Of course you’re happy with your baby’s progress and achievements. You want to tell the whole world how wonderful he is. But there is a limit – an appropriate level of information shows that you’re naturally proud of his milestones; too much information could be a sign that you’re competitive. And nobody wants to spend time with a mum who talks non-stop about her baby. Here are five signs of a competitive mum:

You post baby photos few times a day, every day If you overuse Facebook and other social media platforms, then maybe you are more competitive than proud. Your friends will simply get bored – and may even “unfollow” you or hide your feed.

You talk more than you listen When you meet your friend, do you spend so much time gushing about your cutie’s development that you can’t remember what she told you about her baby? That happens when you don’t listen enough.

Your friends have stopped asking you out A competitive mum who keeps bragging about her baby can be a very boring person. Eventually, even good friends will start to lose their enthusiasm for a monthly catch-up, because they’ve heard enough.

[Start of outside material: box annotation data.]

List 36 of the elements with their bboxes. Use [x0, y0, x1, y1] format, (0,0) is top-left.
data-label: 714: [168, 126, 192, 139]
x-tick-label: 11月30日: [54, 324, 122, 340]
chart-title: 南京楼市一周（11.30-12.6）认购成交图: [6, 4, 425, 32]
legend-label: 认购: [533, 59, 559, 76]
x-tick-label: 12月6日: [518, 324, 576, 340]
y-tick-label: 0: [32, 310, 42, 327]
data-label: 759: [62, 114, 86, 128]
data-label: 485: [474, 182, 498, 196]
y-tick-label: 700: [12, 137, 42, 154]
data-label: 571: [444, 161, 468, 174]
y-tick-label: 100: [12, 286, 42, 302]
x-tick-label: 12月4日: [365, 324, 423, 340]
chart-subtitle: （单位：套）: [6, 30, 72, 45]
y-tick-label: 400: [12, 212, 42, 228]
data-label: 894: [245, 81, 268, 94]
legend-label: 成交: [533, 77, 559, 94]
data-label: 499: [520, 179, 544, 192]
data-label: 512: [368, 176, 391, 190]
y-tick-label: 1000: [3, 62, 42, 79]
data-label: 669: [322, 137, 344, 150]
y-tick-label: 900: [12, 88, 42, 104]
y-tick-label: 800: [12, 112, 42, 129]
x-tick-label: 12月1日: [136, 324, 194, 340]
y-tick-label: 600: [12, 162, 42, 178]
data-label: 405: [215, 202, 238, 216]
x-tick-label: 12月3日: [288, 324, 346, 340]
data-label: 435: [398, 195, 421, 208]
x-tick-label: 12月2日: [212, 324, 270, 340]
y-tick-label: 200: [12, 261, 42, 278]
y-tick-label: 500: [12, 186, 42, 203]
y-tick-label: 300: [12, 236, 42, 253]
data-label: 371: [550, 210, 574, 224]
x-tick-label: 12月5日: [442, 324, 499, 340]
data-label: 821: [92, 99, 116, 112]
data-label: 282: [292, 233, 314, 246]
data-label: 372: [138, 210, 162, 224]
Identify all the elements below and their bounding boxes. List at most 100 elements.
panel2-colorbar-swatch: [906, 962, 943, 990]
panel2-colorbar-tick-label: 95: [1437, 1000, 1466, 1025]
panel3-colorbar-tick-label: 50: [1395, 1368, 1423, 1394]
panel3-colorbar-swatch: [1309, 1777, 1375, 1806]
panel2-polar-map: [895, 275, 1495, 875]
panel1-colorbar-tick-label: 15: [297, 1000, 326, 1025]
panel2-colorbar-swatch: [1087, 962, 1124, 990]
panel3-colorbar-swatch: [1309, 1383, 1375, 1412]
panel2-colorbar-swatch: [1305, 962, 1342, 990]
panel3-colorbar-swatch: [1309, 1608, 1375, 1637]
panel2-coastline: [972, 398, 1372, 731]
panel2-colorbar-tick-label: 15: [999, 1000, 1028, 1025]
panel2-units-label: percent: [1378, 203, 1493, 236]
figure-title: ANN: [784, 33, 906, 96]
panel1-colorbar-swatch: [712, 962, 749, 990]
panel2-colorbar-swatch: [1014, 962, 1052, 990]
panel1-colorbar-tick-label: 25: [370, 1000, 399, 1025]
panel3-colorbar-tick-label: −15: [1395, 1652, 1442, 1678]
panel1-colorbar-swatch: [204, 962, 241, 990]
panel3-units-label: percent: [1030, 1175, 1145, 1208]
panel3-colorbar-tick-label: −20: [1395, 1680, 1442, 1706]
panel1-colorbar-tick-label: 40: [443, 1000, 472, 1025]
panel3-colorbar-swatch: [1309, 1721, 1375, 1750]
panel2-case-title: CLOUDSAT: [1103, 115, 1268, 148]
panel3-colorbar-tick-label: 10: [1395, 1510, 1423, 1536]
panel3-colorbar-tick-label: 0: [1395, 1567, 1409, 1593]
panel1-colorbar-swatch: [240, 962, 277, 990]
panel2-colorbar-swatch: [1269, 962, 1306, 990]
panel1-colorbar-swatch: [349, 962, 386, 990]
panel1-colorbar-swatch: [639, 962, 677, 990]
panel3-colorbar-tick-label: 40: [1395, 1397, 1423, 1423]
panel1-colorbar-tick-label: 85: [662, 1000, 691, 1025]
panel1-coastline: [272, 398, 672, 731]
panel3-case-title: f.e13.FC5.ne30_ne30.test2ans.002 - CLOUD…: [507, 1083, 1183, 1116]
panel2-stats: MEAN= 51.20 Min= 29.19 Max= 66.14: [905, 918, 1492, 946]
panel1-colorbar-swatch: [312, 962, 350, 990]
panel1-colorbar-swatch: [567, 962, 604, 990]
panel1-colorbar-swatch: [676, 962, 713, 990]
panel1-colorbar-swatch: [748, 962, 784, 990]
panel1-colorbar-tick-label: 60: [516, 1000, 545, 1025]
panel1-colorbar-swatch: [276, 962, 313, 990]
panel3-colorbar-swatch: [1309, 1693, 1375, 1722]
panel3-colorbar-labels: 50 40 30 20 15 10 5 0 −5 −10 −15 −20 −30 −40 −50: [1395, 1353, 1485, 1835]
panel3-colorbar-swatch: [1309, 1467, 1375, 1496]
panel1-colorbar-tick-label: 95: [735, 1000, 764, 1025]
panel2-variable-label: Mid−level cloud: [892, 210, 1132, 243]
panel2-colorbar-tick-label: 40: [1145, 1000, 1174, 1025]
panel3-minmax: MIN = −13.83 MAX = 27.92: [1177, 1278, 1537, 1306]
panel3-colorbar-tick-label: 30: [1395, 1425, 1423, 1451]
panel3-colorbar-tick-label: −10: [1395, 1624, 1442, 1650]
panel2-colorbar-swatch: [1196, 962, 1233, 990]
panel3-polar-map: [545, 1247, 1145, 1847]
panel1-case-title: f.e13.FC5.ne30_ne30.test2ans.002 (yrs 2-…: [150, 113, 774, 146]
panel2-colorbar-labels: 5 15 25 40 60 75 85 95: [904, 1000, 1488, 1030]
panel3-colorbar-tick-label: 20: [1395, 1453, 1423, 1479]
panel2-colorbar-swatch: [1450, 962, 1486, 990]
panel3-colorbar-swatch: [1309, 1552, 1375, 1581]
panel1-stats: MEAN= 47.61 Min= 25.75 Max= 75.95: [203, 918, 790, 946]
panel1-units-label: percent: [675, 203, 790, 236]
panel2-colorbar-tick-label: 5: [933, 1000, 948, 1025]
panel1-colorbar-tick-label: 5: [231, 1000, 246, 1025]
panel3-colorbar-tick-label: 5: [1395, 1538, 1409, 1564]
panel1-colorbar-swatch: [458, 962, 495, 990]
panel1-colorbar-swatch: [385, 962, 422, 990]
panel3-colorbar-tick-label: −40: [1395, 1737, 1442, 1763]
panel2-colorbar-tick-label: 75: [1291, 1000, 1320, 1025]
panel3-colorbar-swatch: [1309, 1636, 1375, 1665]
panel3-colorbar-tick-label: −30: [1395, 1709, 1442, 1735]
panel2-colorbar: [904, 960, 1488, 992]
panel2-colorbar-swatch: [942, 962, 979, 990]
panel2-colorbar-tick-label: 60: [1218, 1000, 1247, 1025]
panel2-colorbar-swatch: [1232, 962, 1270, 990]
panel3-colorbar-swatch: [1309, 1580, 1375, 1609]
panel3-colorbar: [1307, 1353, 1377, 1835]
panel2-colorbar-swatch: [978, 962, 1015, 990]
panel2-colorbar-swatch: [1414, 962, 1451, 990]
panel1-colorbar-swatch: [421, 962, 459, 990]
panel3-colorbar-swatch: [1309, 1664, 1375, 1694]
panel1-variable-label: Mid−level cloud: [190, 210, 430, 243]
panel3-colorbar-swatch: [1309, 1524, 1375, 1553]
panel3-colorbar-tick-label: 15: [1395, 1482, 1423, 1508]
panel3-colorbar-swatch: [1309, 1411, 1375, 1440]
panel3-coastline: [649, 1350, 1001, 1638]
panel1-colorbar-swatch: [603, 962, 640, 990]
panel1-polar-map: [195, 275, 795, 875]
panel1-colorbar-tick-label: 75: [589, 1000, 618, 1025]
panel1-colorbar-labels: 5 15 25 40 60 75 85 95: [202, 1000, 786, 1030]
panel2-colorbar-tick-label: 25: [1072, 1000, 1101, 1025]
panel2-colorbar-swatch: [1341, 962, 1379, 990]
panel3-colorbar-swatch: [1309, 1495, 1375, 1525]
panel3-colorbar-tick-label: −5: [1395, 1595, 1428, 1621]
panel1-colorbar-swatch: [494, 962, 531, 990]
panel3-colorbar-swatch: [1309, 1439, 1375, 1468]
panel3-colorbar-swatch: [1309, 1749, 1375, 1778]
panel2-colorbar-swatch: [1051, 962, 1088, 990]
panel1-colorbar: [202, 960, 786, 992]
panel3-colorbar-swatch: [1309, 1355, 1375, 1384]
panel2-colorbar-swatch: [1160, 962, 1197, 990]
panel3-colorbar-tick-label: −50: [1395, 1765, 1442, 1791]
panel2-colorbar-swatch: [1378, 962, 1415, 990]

They feel you’re interested only in your baby.

You’re not satisfied until you share Every parent is thrilled when she snaps a gorgeous photo of her little one, or when Baby says a new word. If you don’t get derive satisfaction from these occasions unless you tell someone about them, your competitive drive may be too strong.


Make an effort to show genuine interest in your friends’ kids. They want to feel that you care about them.

You are stressed when Baby doesn’t progress fast enough Sometimes your baby develops quickly and other times slowly, depending on his development stage. A proud mum accepts those different stages without anxiety, whereas a competitive mum becomes agitated as soon as she thinks her child isn’t progressing ahead of his peers.

If you think you’re a competitive mum, then it is time to change. Otherwise, you’ll constantly be in a state of dissatisfaction because you want more and more “likes” on Facebook and Instagram. You’ll always be afraid that other babies his age will catch up or overtake him.

Your baby will eventually sense that his achievements have fallen short of your expectations, which will, in turn, erode his self-confidence. To start, cut back the number of daily posts about your baby on social media. You could even try to go a whole day without sharing a new photo on Facebook. This will be challenging because you are so used to boasting about everything he does, but you will adapt.

Next, think about whom you should brag to. While grandparents are fascinated by every minute detail about their grandchild, your friends have their own children to be proud of. So reduce the number of people you inform about your baby’s progress. Then, make a conscious effort to show genuine interest in your friends’ kids.

They want to feel that you care about them, rather than that you are competing with them. Ask questions and listen respectfully to what they tell you, without using that as opportunity to show how your baby is smarter than theirs is. You’ll be pleasantly surprised at how your friends are happy to spend more time with you now.